Wednesday, December 14, 2011

Movie Rant: The debate over the SAG Award nominees

For me, this is the most wonderful time of the year. It's Christmas, hockey season and a prelude to all the upcoming film awards where I get to catch up on everything I've missed over the year. Nothing satiates my passion for cinema more than a good film debate.

I've enjoyed the SAG Awards in the past -- I often find them to the be the most accurate indicator as to which films and performances deserve the greatest accolades. The Golden Globes are a joke and the Oscars rarely get it right, which is why I've often relied on the SAG awards to set things straight -- well, kind of anyway. Moreso than the Oscars.

Not the case this year. Today's announcement of the 2012 nominees brought a lot of disappointment -- not just to me but all over the Internet, especially Twitter (you can see the full list of nominees HERE). A lot of people seem shocked at some of the obvious snubs in a what should have been a breakout year for smaller films and up-and-coming actors.

That being said, they did make some really great choices:
-Midnight in Paris (Best Ensemble): One of my favourite films of 2011, it's one of those feel-good whimsical gems with a ridiculously perfect (and charming) cast and a story that just sweeps you away. I was worried it'd get lost in the shuffle. Still not sure where it stands with regards to the Oscars, though.
-Brad Pitt (Best Actor, Moneyball): I'm not surprised they went with the audience-friendly baseball movie. Pitt has had a truly breakout year with diverse performances. He could very easily have been nominated for Tree of Life; however, his performance as Billy Beane in Moneyball truly carries the film into a whole new level in the sports genre. He won't win but in his case it will be an honour to have been recognized.
-Christopher Plummer (Best Supporting Actor, Beginnners): This nearly-forgotten indie from earlier this year boasted one of the finest performances of 2011. We should all be happy that they remembered Plummer's lovely turn as an older gentleman finally coming to terms with his homosexuality. His performance is a lesson in how to subtly convey a persons inner conflict without having to resort to scenery-chewing.

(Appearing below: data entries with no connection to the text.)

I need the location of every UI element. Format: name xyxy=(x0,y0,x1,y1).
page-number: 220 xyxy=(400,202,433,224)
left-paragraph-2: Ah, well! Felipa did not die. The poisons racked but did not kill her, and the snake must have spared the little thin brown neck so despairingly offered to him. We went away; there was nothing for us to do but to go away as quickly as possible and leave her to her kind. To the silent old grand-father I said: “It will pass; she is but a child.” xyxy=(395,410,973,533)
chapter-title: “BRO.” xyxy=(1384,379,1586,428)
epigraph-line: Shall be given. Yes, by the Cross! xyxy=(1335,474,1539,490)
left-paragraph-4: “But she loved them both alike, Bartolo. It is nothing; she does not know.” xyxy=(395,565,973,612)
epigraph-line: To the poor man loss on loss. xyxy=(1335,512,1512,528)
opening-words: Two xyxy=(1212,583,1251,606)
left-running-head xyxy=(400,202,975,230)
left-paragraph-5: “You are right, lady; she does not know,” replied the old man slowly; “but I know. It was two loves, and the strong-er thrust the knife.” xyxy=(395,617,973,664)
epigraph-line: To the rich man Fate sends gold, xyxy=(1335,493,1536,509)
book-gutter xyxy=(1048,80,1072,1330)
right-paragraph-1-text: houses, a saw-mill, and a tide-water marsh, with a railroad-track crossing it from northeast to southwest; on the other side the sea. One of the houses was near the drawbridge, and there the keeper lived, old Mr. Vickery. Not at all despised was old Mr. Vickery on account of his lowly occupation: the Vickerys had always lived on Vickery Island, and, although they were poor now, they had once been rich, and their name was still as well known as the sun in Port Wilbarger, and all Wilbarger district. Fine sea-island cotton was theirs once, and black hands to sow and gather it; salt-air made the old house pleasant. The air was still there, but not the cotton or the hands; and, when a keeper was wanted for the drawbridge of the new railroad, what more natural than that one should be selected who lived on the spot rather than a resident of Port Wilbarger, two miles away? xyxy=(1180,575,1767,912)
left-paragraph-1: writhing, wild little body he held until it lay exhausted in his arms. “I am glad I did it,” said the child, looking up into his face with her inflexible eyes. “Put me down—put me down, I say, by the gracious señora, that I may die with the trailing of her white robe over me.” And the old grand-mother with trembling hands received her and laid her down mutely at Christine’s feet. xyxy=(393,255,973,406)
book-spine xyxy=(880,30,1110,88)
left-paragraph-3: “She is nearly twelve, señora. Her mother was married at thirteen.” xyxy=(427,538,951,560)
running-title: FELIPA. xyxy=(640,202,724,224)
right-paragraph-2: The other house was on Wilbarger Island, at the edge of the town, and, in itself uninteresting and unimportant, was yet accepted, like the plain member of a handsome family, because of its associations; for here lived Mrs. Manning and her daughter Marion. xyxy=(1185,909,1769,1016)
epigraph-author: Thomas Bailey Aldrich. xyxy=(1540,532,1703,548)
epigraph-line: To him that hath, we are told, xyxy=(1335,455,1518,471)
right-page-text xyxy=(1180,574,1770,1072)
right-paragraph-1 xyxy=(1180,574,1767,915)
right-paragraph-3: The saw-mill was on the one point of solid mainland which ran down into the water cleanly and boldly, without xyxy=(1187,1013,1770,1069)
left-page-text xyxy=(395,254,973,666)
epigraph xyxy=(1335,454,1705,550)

Here's where, in my opinionated opinion, the SAG Awards got it wrong:
-Jessica Chastain (Best Supporting Actress, The Help): Chastain has been the story of the year, the toast of Hollywood. When was the last time an actress had such an astounding breakout year? She co-starred in four films and has one more coming up (Coriolanus) to round out 2011. She gave two truly stunning performances in Tree of Life and Take Shelter. And while she was equally wonderful in The Help it's a shame that the obvious love-fest for the 1960s-era drama resulted in her receiving a nomination for one of her "lesser" performances. I'm shocked she wasn't recognized for Tree of Life or Take Shelter but I suppose we should just be grateful that she was recognized in the first place.
-Michael Fassbender for Shame: Probably the BIGGEST shock of them all -- a lack of Best Actor nomination for the finest male performance of 2011 (that I've seen so far). Fassbender is outstanding in Shame -- a raw, realistic and truly challenging role. The fact that the film was given the equivalent of a porn rating in the U.S. likely damaged his chance of being recognized for his work. Unfortunate.
-Carey Mulligan for Shame: Some may argue that she didn't have a whole lot of screen time -- but remember when Judi Dench won Best Supporting Actress in 1998 for clocking in only eight minutes in Shakespeare in Love? Mulligan was heartbreaking and more than held her own alongside Fassbender.
-Shame: I suppose the lack of a Best Ensemble nomination shouldn't be all that surprising. It likely had to do with the MPAA ratings. Still disappointing. There's no way Bridesmaids was the better film in this department. To those stuffy, uptight SAG members, Shame is obviously too hot to handle.
-Michael Shannon for Take Shelter: In many critics circles, his performance was voted the best of the year. There's really no excuse for his snub -- unless he's secretly anti-SAG or not a member. People may be torn over the film itself but Shannon was just so good that he should should have been considered an automatic nominee.
-Elizabeth Olsen for Martha Marcy May Marlene:  I think a lot of people expected her to be a shoo-in. In her breakout role she carries the emotional weight of the film on her shoulders and never lets the ball drop once. She'll make you forget there were ever other actresses with the last name Olsen. I look forward to more of her work. I can only hope she's recognized by the Academy.
-Andy Serkis for The Rise of the Planet of the Apes: I've been on his bandwagon since Day 1, when he first started doing interviews about why motion capture performance is still acting. It's amazing how many people just brush it off as "voice work." Recognition from the SAG or the Academy would go a long way towards opening peoples eyes to this different (but still legitimate) method of performance art. Serkis deserves his chance in the spotlight.

Which of the SAG nominations to you agree (and disagree) with?